At a time when what is “normal” today would have been unimaginable just weeks ago, we at the Watson Institute are more determined than ever to deliver upon our mission, the promotion of a more just and peaceful world through research, teaching, and public engagement. And, though we are now by necessity working remotely -- apart from one another, apart from our students, and apart from our broader array of global partners and audiences -- we feel more than ever the importance of community, of remaining connected, and of learning from one another.
Like so many of you across the world, our staff and faculty have been working with extraordinary commitment, creativity, and good will to ensure the continuity of our operations. With respect to our research, much of which directly relates to the challenges surrounding COVID-19, we are sharing our findings through articles, podcasts, and videos, but also exploring ways you can interact directly with our researchers in real time through virtual events. While we cannot meet face-to-face for the time being, we believe as fervently as ever that learning is a social experience.
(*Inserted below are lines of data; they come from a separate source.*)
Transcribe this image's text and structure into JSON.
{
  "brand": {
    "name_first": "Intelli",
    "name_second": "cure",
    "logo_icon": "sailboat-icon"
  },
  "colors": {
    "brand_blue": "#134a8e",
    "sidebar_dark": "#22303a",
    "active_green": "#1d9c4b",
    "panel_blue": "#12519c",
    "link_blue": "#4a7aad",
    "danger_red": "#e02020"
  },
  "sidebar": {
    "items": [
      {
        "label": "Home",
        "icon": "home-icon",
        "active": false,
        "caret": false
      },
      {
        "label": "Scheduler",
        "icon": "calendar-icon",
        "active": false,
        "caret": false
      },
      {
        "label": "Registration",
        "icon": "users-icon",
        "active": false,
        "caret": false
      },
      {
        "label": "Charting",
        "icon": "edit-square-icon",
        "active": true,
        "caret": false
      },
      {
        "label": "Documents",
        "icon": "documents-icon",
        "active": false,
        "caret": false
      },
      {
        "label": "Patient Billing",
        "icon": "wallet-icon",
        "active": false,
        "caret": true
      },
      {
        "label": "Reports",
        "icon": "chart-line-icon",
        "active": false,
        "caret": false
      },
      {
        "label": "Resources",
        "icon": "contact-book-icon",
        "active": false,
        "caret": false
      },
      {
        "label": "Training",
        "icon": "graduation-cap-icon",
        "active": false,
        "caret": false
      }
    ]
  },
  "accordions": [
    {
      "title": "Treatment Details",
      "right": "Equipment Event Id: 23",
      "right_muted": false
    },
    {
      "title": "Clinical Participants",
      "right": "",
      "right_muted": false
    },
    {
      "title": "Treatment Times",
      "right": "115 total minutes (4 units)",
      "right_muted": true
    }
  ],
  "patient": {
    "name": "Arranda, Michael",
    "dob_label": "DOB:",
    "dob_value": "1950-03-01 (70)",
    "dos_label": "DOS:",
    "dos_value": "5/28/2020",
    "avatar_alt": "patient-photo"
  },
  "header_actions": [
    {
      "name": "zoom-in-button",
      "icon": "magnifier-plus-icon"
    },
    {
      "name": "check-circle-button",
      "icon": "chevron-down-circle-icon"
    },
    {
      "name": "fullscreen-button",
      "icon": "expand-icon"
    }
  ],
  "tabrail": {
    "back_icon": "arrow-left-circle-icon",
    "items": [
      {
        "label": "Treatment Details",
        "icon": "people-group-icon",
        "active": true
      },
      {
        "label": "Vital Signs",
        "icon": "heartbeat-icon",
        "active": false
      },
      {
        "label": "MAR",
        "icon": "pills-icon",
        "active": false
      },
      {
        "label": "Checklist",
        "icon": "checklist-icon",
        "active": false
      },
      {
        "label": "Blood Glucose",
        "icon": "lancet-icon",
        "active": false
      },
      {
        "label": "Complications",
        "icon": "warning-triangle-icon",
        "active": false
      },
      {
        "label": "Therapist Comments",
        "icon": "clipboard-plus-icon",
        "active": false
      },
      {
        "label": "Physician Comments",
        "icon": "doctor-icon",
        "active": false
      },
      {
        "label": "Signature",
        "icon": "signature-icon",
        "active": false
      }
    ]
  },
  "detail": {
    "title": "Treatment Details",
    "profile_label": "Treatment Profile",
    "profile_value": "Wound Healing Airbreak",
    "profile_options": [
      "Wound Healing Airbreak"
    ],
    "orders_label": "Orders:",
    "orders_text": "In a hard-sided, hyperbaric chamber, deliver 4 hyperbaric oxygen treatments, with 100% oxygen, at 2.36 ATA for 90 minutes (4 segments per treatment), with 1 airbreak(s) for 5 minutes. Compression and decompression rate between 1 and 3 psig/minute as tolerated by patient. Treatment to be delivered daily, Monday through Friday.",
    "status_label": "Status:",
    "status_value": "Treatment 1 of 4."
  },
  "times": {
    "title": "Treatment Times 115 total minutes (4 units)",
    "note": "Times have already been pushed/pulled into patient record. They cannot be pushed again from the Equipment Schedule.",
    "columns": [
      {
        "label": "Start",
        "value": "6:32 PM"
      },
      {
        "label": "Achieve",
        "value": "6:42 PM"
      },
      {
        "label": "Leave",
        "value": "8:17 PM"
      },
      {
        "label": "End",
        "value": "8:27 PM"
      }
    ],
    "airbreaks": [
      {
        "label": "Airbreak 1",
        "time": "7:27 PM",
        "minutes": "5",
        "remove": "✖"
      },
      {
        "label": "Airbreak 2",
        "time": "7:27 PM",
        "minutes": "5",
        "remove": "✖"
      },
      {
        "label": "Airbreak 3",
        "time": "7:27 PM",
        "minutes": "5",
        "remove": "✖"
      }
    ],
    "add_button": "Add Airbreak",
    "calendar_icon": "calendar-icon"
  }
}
On the teaching front, as we begin remote education for all courses of instruction, we remain as committed as ever to the fundamentals of liberal arts education: free and open debate, evidence-based argumentation, and critical thinking. But, we add to that additional amounts of empathy toward our students, some of whom are facing great hardship, all of whom have experienced great dislocation, and none of whom could have imagined a spring semester quite like this one. Just as we are experimenting with staying connected in our public programming, so too are we experimenting with new modes of connecting with our students remotely, whether during regular class meetings, office hours, or virtually any time that works. Nobody wished for the present situation. However, I believe it offers us a chance to draw closer together rather than farther apart.
For everybody in our community, no matter where you are in the world or how you might be connected to the Institute, I ask only one thing of you: participation. Let us know how you’re doing, educate us through your wisdom and insights, and, tell us how we can do better.
Working together, we will not just get through the challenges of the present, but will accelerate our search for knowledge and insight that will permit better global outcomes for the future.